It's rapidly become a widely discussed point of contention: the Confederate flag, which was designed by William T. Thompson, an American writer and editor, in 1863. After last month's shooting at a historic black church in Charleston, the South Carolina House of Representatives passed a bill Thursday to remove the Confederate flag from the South Carolina statehouse, and Governor. Nikki Haley signed the bill into law later that afternoon, saying that the flag would be lowered "with dignity." But at no point in history has the use of the flag itself ever been dignified, and that's according to the designer himself. (Update: It was actually William Porcher Miles, the man in charge of the flag committee in the provisional congress of the Confederacy, that designed the flag we see today. But this design was never formally adopted by the Confederacy, and instead persisted because Thompson adopted Miles' design in his Stainless Banner, which was enthusiastically accepted by the Confederates. However, despite it being Miles' design that we see today, the racist symbolism of the flag still stands. Meanwhile, Thompson's flag still flies on the grounds of the Alabama state capitol in Montgomery).
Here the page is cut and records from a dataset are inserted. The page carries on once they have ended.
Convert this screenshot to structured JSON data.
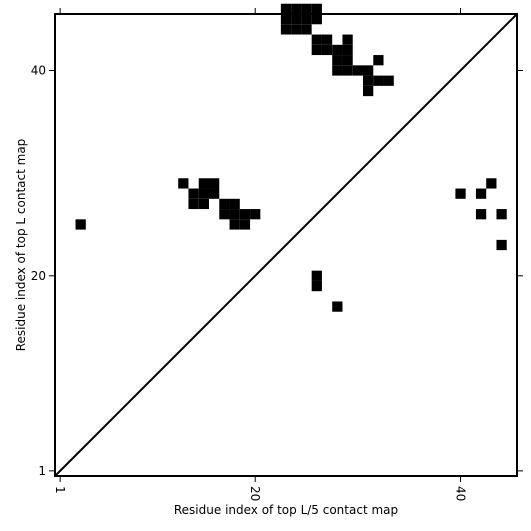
{
  "chart_data": {
    "type": "heatmap",
    "title": "",
    "xlabel": "Residue index of top L/5 contact map",
    "ylabel": "Residue index of top L contact map",
    "xlim": [
      0.5,
      45.5
    ],
    "ylim": [
      0.5,
      45.5
    ],
    "x_ticks": [
      1,
      20,
      40
    ],
    "y_ticks": [
      1,
      20,
      40
    ],
    "x_tick_rotation": -90,
    "grid": false,
    "cell_color": "#000000",
    "background_color": "#ffffff",
    "diagonal": {
      "from": [
        0.5,
        0.5
      ],
      "to": [
        45.5,
        45.5
      ],
      "color": "#000000"
    },
    "cells": [
      [
        23,
        44
      ],
      [
        23,
        45
      ],
      [
        23,
        46
      ],
      [
        24,
        44
      ],
      [
        24,
        45
      ],
      [
        24,
        46
      ],
      [
        25,
        44
      ],
      [
        25,
        45
      ],
      [
        25,
        46
      ],
      [
        26,
        45
      ],
      [
        26,
        46
      ],
      [
        26,
        42
      ],
      [
        26,
        43
      ],
      [
        27,
        42
      ],
      [
        27,
        43
      ],
      [
        28,
        40
      ],
      [
        28,
        41
      ],
      [
        28,
        42
      ],
      [
        29,
        40
      ],
      [
        29,
        41
      ],
      [
        29,
        42
      ],
      [
        29,
        43
      ],
      [
        30,
        40
      ],
      [
        31,
        40
      ],
      [
        31,
        38
      ],
      [
        31,
        39
      ],
      [
        32,
        39
      ],
      [
        33,
        39
      ],
      [
        32,
        41
      ],
      [
        3,
        25
      ],
      [
        13,
        29
      ],
      [
        14,
        27
      ],
      [
        14,
        28
      ],
      [
        15,
        27
      ],
      [
        15,
        28
      ],
      [
        15,
        29
      ],
      [
        16,
        28
      ],
      [
        16,
        29
      ],
      [
        17,
        26
      ],
      [
        17,
        27
      ],
      [
        18,
        25
      ],
      [
        18,
        26
      ],
      [
        18,
        27
      ],
      [
        19,
        25
      ],
      [
        19,
        26
      ],
      [
        20,
        26
      ],
      [
        40,
        28
      ],
      [
        42,
        26
      ],
      [
        42,
        28
      ],
      [
        43,
        29
      ],
      [
        44,
        23
      ],
      [
        44,
        26
      ],
      [
        26,
        19
      ],
      [
        26,
        20
      ],
      [
        28,
        17
      ]
    ]
  }
}
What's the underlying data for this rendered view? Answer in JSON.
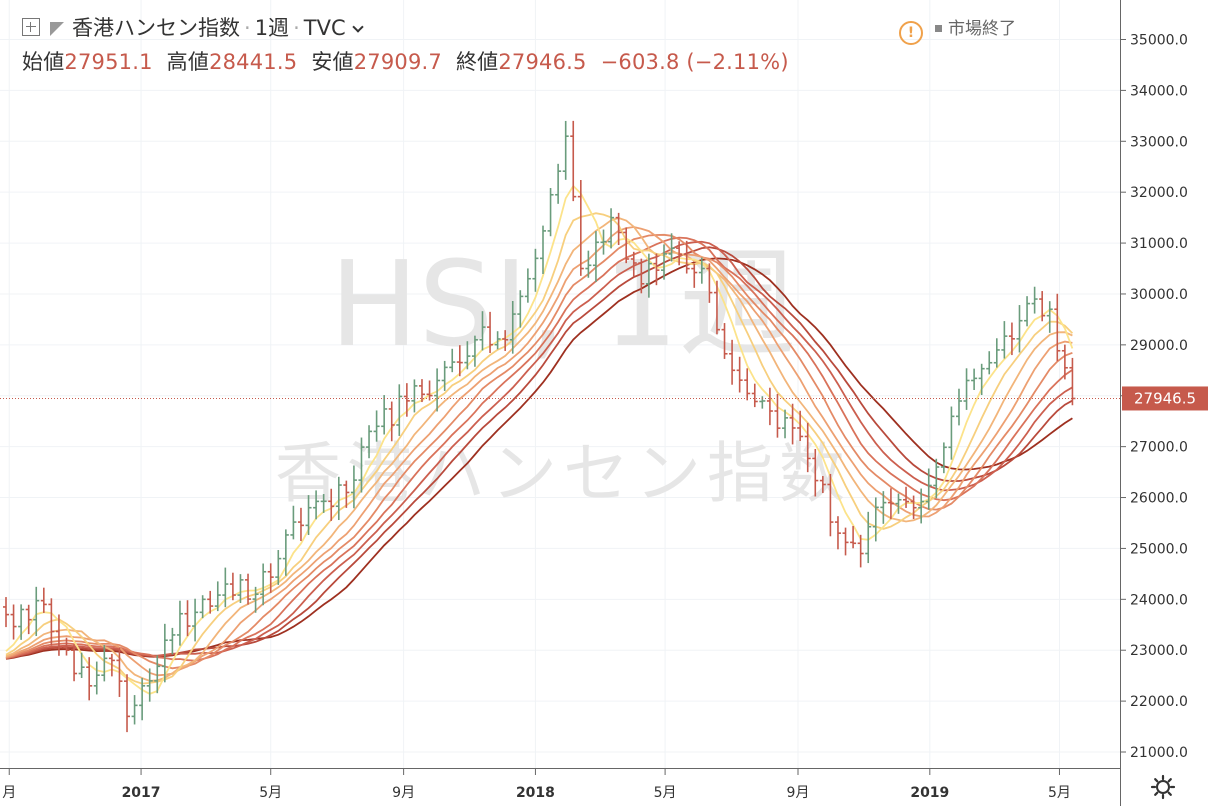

The Stainless Banner is, more specifically, the Confederate battle flag and the second flag of the Confederate States of America. It was designed by Thompson when he supported the Confederacy during the Civil War. Thompson, a novelist from Ohio who was famous for writing Major Jones' Courtship, became the founding editor of the Daily Morning News after he moved to Savannah, Georgia in the 1850s. He described his creation as "the white man's flag." George Preble's book Our Flag explains that Thompson proposed the design during his time at the Morning News, and includes a quote from Thompson from one of the many subsequent editorials he wrote about his flag design. It makes his white supremacist tendencies undeniably clear:
Our idea is simply to combine the present battle flag with a pure white standard sheet; our southern cross, blue, on a red field, to take the place on the white flag that is occupied by the blue union in the old United States flag or the St. George's cross in the British flag. As a people, we are fighting to maintain the heaven ordained supremacy of the white man over the inferior or colored race; a white flag would thus be emblematic of our cause. ... Such a flag would be a suitable emblem of our young confederacy ... it would soon take rank among the proudest ensigns of the nations, and be hailed by the civilized world as THE WHITE MAN'S FLAG.
After the Civil War, Thompson sided with the Democrats in opposing the Republican Party's effort to grant civil rights to black people in the South. So, to anyone who has argued about the flag's importance in "Southern heritage": It is, and was always supposed to be, a symbol of white supremacy. The flag was first flown from the South Carolina statehouse in 1962, during the Civil Rights Movement. In fact, that was just one year after Alabama Governor George Wallace raised the flag in his own state. As Syracuse University historian Jonathan Wilson points out, there is no circumventing Thompson's own explanation for what the flag stood for.
The "legacy" of the Confederate flag has always been one of systemic racism, oppression, and subjugation, and its own designer would not have denied that.